Provenance to restore consumer trust with the blockchainThe international trade in counterfeit goods is growing at an alarming rate. The International Chamber of Commerce estimates that the total value of counterfeit and pirated products could be as much as US$1.77 trillion in 2015.
With more counterfeit goods on the market, consumers have an even greater need to find trust suppliers, and quality information since there are many dangers in using counterfeit products.
The United Nations Office on Drugs and Crime (UNODC) warns consumers against buying counterfeit goods which can cost them more than just financial loss. Using counterfeit goods can cause illness, disability or even death. For example, some fraudulent medicines have been found to contain highly toxic substances such as rat poison, according to the UNODC.
Food is another area where trust is paramount. Tainted milk formula containing melamine, a chemical normally used in plastics, made 300,000 Chinese babies ill in 2008, about 54,000 of which were hospitalized and six died. There have also been cases where rat poison and other dangerous chemicals have been found in food, where other more expensive and legitimate additives should have been.
No matter if we're just worried that some food item is fresh enough, or want to buy a genuine Gucci, or are trying to figure out if that wild Alaskan-caught salmon was really from Alaska, trust in a company and their brand is all we've really had before recent times to ensure that these products meet our standards.
Many major brands have put a lot of efforts into building trust by making the process of creating and shipping their product more transparent. Proving the value, freshness, and authenticity of everyday products using tracking software has been attempted before today, but the delivery of that data, or the trustworthiness of that delivery system, was simply not good enough.
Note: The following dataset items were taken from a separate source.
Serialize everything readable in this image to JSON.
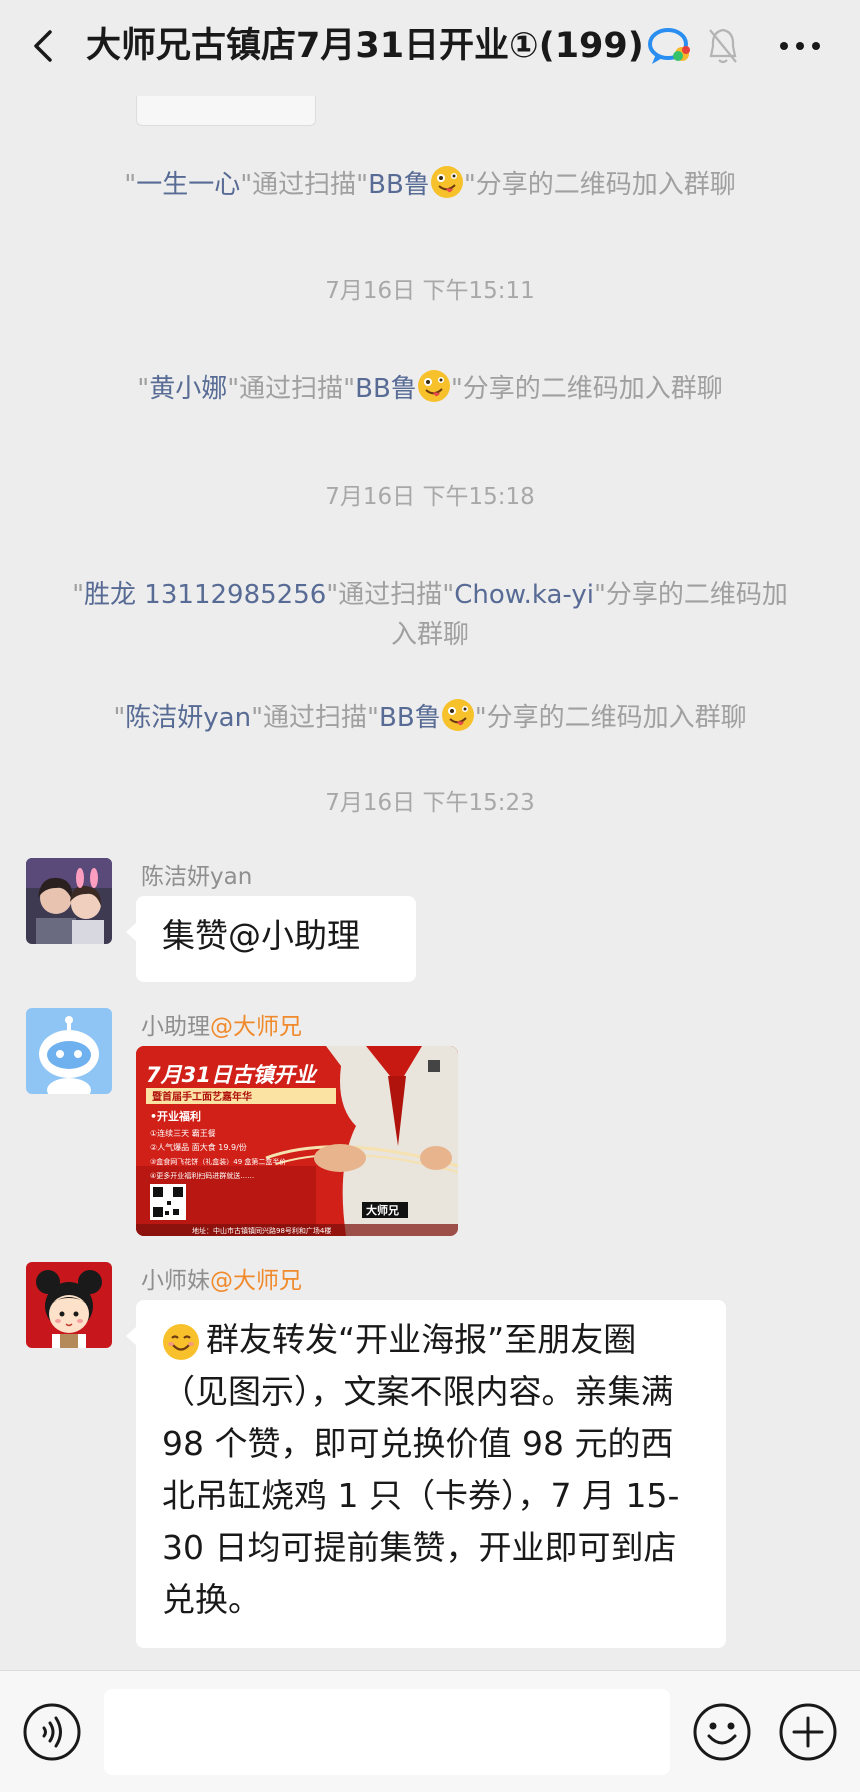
{
  "header": {
    "title": "大师兄古镇店7月31日开业①(199)"
  },
  "notices": [
    {
      "quote": "\"",
      "name": "一生一心",
      "mid": "\"通过扫描\"",
      "sharer": "BB鲁",
      "tail": "\"分享的二维码加入群聊"
    },
    {
      "quote": "\"",
      "name": "黄小娜",
      "mid": "\"通过扫描\"",
      "sharer": "BB鲁",
      "tail": "\"分享的二维码加入群聊"
    },
    {
      "quote": "\"",
      "name": "胜龙 13112985256",
      "mid": "\"通过扫描\"",
      "sharer": "Chow.ka-yi",
      "tail": "\"分享的二维码加入群聊"
    },
    {
      "quote": "\"",
      "name": "陈洁妍yan",
      "mid": "\"通过扫描\"",
      "sharer": "BB鲁",
      "tail": "\"分享的二维码加入群聊"
    }
  ],
  "timestamps": [
    "7月16日 下午15:11",
    "7月16日 下午15:18",
    "7月16日 下午15:23"
  ],
  "messages": [
    {
      "sender": "陈洁妍yan",
      "tag": "",
      "text": "集赞@小助理"
    },
    {
      "sender": "小助理",
      "tag": "@大师兄",
      "text": ""
    },
    {
      "sender": "小师妹",
      "tag": "@大师兄",
      "text": "群友转发“开业海报”至朋友圈（见图示），文案不限内容。亲集满 98 个赞，即可兑换价值 98 元的西北吊缸烧鸡 1 只（卡券），7 月 15-30 日均可提前集赞，开业即可到店兑换。"
    }
  ],
  "poster": {
    "headline": "7月31日古镇开业",
    "subhead": "暨首届手工面艺嘉年华",
    "section": "•开业福利",
    "items": [
      "①连续三天 霸王餐",
      "②人气爆品 面大食 19.9/份",
      "③盒食网飞花饼（礼盒装）49 盒第二盒半价",
      "④更多开业福利扫码进群就送……"
    ],
    "brand": "大师兄",
    "address": "地址：中山市古镇镇同兴路98号利和广场4楼"
  },
  "colors": {
    "background": "#ededed",
    "name_link": "#576b95",
    "tag_orange": "#f08a2c",
    "poster_red": "#d8231c"
  },
  "input": {
    "placeholder": ""
  }
}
Consumers still have to rely on any of the data entered into the system, and it could have been edited after the fact too.
At least a dozen legacy software tracking systems exist out there that can follow an item from producer to the store, and tell us something about it online, but from a consumer's standpoint, why should we trust their data?
Producers create and control all of that information, not consumers, nor even government, so if there is some doubt about where the Gucci bag originated or how old the Salmon is, you'd be naïve not to ask why they couldn't simply misreport or outright falsify the numbers when it is to their advantage to do so.
Nowadays, however, we have Bitcoin. Whatever happens on the blockchain, stays on the blockchain, and everyone in the world can see it. What better place to record and share such important, ongoing information? Trust in a supply chain can finally be had, at least from the point where the information first gets added.
Provenance is the first enterprise to step up and create these transparent supply chains for all types of products. While a few specialized services like Everledger and Ascribe use the blockchain to track single product types, in their cases of diamonds and digital artwork respectively, Provenance was designed to track any type of product, throughout every part of its lifecycle.
All three use the immutability of the blockchain to record information about their products journey, but Provenance is the first to create a system where all of a product’s history can be traced from the producer to the consumer completely, giving updates along the way at each step - where it is, who has it, and for how long.